The net result is that the overall AHI goes up (sometimes substantially), the events may look like clusters of OAs, and both the median and 95% pressure levels go up.
And, unfortunately, there is a tendency of people on forums like this to look at that kind of data and say: "Whoa---there's a whole bunch of clusters of OAs in your data. That means you need more pressure. Try increasing the pressure up to within 1-2 cm of the 95% pressure and see if that helps." When the pressure increase does not help (because the problem is NOT real OAs, but SWJ breathing and/or some mis-scored centrals sneaking in), the person decides to increase the pressure some more ....
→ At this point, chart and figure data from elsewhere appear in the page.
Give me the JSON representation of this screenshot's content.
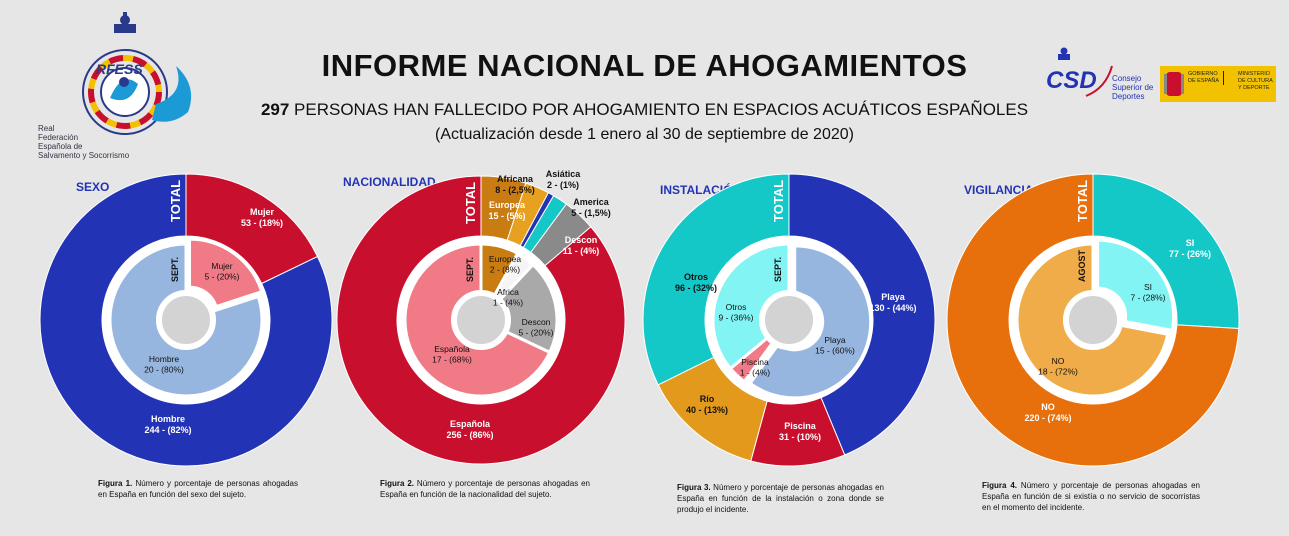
{
  "header": {
    "title": "INFORME NACIONAL DE AHOGAMIENTOS",
    "subtitle_count": "297",
    "subtitle_rest": " PERSONAS HAN FALLECIDO POR AHOGAMIENTO EN ESPACIOS ACUÁTICOS ESPAÑOLES",
    "update": "(Actualización desde 1 enero al 30 de septiembre de 2020)"
  },
  "logos": {
    "rfess_name": [
      "Real",
      "Federación",
      "Española de",
      "Salvamento y Socorrismo"
    ],
    "rfess_mark": "RFESS",
    "csd_mark": "CSD",
    "csd_name": [
      "Consejo",
      "Superior de",
      "Deportes"
    ],
    "gov_left": [
      "GOBIERNO",
      "DE ESPAÑA"
    ],
    "gov_right": [
      "MINISTERIO",
      "DE CULTURA",
      "Y DEPORTE"
    ]
  },
  "chart_data": [
    {
      "type": "pie",
      "title": "SEXO",
      "outer_label": "TOTAL",
      "inner_label": "SEPT.",
      "outer": [
        {
          "name": "Mujer",
          "value": 53,
          "pct": "18%",
          "color": "#c8102e"
        },
        {
          "name": "Hombre",
          "value": 244,
          "pct": "82%",
          "color": "#2333b5"
        }
      ],
      "inner": [
        {
          "name": "Mujer",
          "value": 5,
          "pct": "20%",
          "color": "#f07a86"
        },
        {
          "name": "Hombre",
          "value": 20,
          "pct": "80%",
          "color": "#97b6df"
        }
      ],
      "caption_num": "Figura 1.",
      "caption": " Número y porcentaje de personas ahogadas en España en función del sexo del sujeto."
    },
    {
      "type": "pie",
      "title": "NACIONALIDAD",
      "outer_label": "TOTAL",
      "inner_label": "SEPT.",
      "outer": [
        {
          "name": "Europea",
          "value": 15,
          "pct": "5%",
          "color": "#c87c12"
        },
        {
          "name": "Africana",
          "value": 8,
          "pct": "2,5%",
          "color": "#e8a020"
        },
        {
          "name": "Asiática",
          "value": 2,
          "pct": "1%",
          "color": "#2333b5"
        },
        {
          "name": "America",
          "value": 5,
          "pct": "1,5%",
          "color": "#14c8c8"
        },
        {
          "name": "Descon",
          "value": 11,
          "pct": "4%",
          "color": "#8a8a8a"
        },
        {
          "name": "Española",
          "value": 256,
          "pct": "86%",
          "color": "#c8102e"
        }
      ],
      "inner": [
        {
          "name": "Europea",
          "value": 2,
          "pct": "8%",
          "color": "#c87c12"
        },
        {
          "name": "Africa",
          "value": 1,
          "pct": "4%",
          "color": "#f5f5f5"
        },
        {
          "name": "Descon",
          "value": 5,
          "pct": "20%",
          "color": "#a9a9a9"
        },
        {
          "name": "Española",
          "value": 17,
          "pct": "68%",
          "color": "#f07a86"
        }
      ],
      "caption_num": "Figura 2.",
      "caption": " Número y porcentaje de personas ahogadas en España en función de la nacionalidad del sujeto."
    },
    {
      "type": "pie",
      "title": "INSTALACIÓN",
      "outer_label": "TOTAL",
      "inner_label": "SEPT.",
      "outer": [
        {
          "name": "Playa",
          "value": 130,
          "pct": "44%",
          "color": "#2333b5"
        },
        {
          "name": "Piscina",
          "value": 31,
          "pct": "10%",
          "color": "#c8102e"
        },
        {
          "name": "Río",
          "value": 40,
          "pct": "13%",
          "color": "#e39a1c"
        },
        {
          "name": "Otros",
          "value": 96,
          "pct": "32%",
          "color": "#14c8c8"
        }
      ],
      "inner": [
        {
          "name": "Playa",
          "value": 15,
          "pct": "60%",
          "color": "#97b6df"
        },
        {
          "name": "Piscina",
          "value": 1,
          "pct": "4%",
          "color": "#f07a86"
        },
        {
          "name": "Otros",
          "value": 9,
          "pct": "36%",
          "color": "#82f4f4"
        }
      ],
      "caption_num": "Figura 3.",
      "caption": " Número y porcentaje de personas ahogadas en España en función de la instalación o zona donde se produjo el incidente."
    },
    {
      "type": "pie",
      "title": "VIGILANCIA",
      "outer_label": "TOTAL",
      "inner_label": "AGOST",
      "outer": [
        {
          "name": "SI",
          "value": 77,
          "pct": "26%",
          "color": "#14c8c8"
        },
        {
          "name": "NO",
          "value": 220,
          "pct": "74%",
          "color": "#e8700c"
        }
      ],
      "inner": [
        {
          "name": "SI",
          "value": 7,
          "pct": "28%",
          "color": "#82f4f4"
        },
        {
          "name": "NO",
          "value": 18,
          "pct": "72%",
          "color": "#f0ac48"
        }
      ],
      "caption_num": "Figura 4.",
      "caption": " Número y porcentaje de personas ahogadas en España en función de si existía o no servicio de socorristas en el momento del incidente."
    }
  ]
}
And add to this: A lot of people who are in the active dial winging mode have a tendency to change the pressure settings every couple of days: Every time they have a bad night, they respond by increasing the pressure. But we're all going to have a few bad nights now and then. And there really is some truth to the adage that sleep docs keep telling us: It takes time for the body to fully adjust to PAP therapy.
And a lot of the time AHI's that are a bit too high at the start of PAP will come down without any dial winging as the person's body really and truly learns the ins and outs of sleeping with a PAP.
All that said: I don't think all dial winging is bad. I do think knowledgeable PAPers can indeed optimize their PAP therapy over time with little or no help from their sleep docs. But for that to happen, the PAPer really does need to understand what the problem they're trying to fix is and why pressure changes might actually do some good. And successful dial winging also takes patience: You really do need to give each new increase in pressure a reasonable amount of time before deciding that more pressure is indeed needed.
Quote:People like me are the reason doctors prescribe bricks.
In my opinion, your take is NOT a valid reason for prescribing a brick. After all, when a patient has a brick, the doc is flying blind if/when the patient does NOT respond as expected to PAP therapy.